Maxine Waters will 'grind down' Trump's deregulatory efforts: Jeb Hensarling
If Democratic Representative Maxine Waters takes over as the next chair of the House Financial Services Committee, which oversees the housing, banking, insurance and securities industries, she could potentially slow progress on Trump’s deregulatory efforts, according to outgoing Republican chair Texas Rep. Jeb Hensarling.
On Tuesday, Democrats won back the House for the first time in eight years, while the Republicans maintained control of the Senate.
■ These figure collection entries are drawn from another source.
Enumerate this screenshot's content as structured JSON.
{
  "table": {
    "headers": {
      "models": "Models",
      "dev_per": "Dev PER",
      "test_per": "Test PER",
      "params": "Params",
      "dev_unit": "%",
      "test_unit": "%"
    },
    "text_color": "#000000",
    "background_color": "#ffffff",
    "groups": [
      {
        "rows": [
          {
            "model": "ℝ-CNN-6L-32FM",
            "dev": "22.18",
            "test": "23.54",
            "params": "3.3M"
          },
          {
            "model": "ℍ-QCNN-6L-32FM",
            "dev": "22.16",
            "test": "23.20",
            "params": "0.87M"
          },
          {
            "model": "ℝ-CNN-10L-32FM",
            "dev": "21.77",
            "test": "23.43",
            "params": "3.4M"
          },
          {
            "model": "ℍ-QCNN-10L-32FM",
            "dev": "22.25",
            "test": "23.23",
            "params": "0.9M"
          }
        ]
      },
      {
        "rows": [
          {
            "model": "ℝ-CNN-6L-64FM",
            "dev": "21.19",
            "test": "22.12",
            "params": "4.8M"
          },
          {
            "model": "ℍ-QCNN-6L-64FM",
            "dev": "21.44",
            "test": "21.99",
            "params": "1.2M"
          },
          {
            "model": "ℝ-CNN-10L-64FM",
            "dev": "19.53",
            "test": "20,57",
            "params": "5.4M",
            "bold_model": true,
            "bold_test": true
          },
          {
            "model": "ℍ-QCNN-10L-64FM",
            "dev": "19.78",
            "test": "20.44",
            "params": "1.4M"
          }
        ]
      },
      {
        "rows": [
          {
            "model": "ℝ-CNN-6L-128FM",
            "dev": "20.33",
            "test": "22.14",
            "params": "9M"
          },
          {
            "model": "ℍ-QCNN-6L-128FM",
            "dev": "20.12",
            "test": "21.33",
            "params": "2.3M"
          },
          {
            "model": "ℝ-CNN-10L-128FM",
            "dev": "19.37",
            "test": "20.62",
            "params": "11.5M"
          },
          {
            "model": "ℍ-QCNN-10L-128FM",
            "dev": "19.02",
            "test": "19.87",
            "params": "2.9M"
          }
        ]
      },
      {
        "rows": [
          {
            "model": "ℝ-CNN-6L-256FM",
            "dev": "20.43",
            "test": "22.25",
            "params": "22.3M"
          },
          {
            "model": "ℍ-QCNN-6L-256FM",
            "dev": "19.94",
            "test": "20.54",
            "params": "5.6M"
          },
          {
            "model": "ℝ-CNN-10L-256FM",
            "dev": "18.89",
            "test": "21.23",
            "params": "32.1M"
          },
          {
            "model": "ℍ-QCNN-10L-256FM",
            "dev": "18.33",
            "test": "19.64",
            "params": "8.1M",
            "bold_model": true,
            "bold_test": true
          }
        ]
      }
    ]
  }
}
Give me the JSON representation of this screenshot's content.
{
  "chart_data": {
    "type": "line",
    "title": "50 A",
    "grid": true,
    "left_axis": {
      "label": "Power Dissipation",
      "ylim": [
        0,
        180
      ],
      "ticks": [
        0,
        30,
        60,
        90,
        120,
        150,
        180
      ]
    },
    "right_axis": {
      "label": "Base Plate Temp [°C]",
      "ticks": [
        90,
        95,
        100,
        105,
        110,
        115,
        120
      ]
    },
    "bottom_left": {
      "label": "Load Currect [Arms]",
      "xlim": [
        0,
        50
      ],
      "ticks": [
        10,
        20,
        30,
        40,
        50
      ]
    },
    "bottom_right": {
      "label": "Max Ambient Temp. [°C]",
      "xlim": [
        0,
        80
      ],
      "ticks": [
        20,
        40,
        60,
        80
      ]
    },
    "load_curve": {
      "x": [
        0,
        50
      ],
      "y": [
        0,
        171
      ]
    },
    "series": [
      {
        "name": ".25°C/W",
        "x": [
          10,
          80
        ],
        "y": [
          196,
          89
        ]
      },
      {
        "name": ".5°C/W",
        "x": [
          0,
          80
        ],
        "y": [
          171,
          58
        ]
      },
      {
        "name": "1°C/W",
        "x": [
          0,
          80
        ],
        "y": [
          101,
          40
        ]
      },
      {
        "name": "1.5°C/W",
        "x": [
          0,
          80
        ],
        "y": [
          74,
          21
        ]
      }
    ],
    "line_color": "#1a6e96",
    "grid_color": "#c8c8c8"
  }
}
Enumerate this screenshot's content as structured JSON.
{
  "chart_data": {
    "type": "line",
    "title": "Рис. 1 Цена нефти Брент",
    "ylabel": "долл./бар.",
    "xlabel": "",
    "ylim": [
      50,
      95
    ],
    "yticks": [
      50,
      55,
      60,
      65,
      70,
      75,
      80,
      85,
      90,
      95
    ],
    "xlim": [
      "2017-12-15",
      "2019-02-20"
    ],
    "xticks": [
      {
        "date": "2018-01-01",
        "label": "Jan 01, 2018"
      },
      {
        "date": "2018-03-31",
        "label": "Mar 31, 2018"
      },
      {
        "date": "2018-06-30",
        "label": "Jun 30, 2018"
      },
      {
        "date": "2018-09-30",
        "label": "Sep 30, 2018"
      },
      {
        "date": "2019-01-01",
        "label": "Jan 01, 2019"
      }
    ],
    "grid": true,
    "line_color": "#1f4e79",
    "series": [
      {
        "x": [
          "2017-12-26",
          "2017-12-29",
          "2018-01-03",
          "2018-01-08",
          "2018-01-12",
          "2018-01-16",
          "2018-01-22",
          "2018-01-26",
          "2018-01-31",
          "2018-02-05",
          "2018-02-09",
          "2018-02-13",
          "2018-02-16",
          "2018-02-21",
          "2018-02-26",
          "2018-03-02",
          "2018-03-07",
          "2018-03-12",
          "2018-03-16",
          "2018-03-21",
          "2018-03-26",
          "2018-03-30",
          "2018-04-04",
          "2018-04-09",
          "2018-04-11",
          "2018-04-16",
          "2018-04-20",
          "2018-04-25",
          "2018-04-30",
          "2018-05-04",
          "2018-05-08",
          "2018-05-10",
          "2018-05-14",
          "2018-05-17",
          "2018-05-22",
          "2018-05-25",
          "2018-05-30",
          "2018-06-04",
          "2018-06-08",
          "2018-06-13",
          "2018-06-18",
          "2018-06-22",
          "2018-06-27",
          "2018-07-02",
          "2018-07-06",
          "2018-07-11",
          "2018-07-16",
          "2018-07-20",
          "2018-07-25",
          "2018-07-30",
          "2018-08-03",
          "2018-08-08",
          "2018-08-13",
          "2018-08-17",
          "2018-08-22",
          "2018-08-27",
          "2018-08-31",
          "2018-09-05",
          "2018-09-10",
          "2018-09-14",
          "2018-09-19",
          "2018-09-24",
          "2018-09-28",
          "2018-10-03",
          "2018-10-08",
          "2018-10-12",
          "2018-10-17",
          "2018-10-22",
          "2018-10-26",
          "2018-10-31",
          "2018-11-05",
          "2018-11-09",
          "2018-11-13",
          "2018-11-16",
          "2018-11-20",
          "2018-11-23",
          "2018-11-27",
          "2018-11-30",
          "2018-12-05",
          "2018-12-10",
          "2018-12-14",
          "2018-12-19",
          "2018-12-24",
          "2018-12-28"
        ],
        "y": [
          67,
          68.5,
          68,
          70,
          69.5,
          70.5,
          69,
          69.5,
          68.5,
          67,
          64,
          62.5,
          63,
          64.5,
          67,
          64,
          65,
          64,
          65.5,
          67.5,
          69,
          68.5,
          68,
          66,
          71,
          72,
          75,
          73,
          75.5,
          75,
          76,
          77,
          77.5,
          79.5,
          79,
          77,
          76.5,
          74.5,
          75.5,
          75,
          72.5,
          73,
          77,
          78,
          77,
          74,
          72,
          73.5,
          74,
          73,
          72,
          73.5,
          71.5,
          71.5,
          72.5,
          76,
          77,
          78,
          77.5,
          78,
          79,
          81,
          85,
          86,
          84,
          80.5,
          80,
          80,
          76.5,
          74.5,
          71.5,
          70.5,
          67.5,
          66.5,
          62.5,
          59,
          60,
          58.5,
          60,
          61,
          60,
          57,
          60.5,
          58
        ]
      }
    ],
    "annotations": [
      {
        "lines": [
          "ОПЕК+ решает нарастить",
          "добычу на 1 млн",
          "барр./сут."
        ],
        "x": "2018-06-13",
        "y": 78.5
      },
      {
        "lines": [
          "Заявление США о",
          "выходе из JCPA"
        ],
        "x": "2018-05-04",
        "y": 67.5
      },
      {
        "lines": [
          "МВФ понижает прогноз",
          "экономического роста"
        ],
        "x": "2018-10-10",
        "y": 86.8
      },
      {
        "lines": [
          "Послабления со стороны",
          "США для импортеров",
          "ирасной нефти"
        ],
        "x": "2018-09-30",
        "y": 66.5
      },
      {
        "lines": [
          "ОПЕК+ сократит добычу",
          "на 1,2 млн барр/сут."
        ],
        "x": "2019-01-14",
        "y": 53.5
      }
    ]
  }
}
The future of the House Financial Services Commitee was just one of the issues FOX Business tracked around the midterms.
“I fear that she will use this as a tool to harass the administration, to really grind down the deregulation -- the deregulatory efforts of the administration,” Hensarling, who currently chairs the committee, said to FOX Business’ Stuart Varney on Monday before the midterm results. “So it’s bad, really bad for economic growth.”
Hensarling added that Waters, a vocal critic of banks and their bailout programs, could create more red tape as the committee’s head.
“My fear is she’ll rubber-stamp subpoenas to all of the appointees of the president in the financial arena and… demand documents and appearances before Congress and really you know -- a harassment effort,” he said.
President Trump in a tweet on Saturday warned voters that a Democratic takeover in the upcoming midterm elections would put Waters in charge of the country’s finances. “Beginning of the end!” he warned.
Waters, during a weekend interview on MSNBC, was asked about Trump’s campaign and said, “The President of the United States of America is placing a target on my back.”
Last week FOX Business’s Charlie Gasparino reported that people close with Waters say she would have a “constructive relationship” with banks and would instead focus on the Department of Housing and Urban Development.
The president has kept his campaign promise by cutting regulations across several businesses, including rolling back some provisions of the Dodd-Frank Act. Just last week, the Federal Reserve outlined a proposal that would give some relief to smaller banks, by creating a new set of criteria to decide which large banks are subject to the toughest regulations.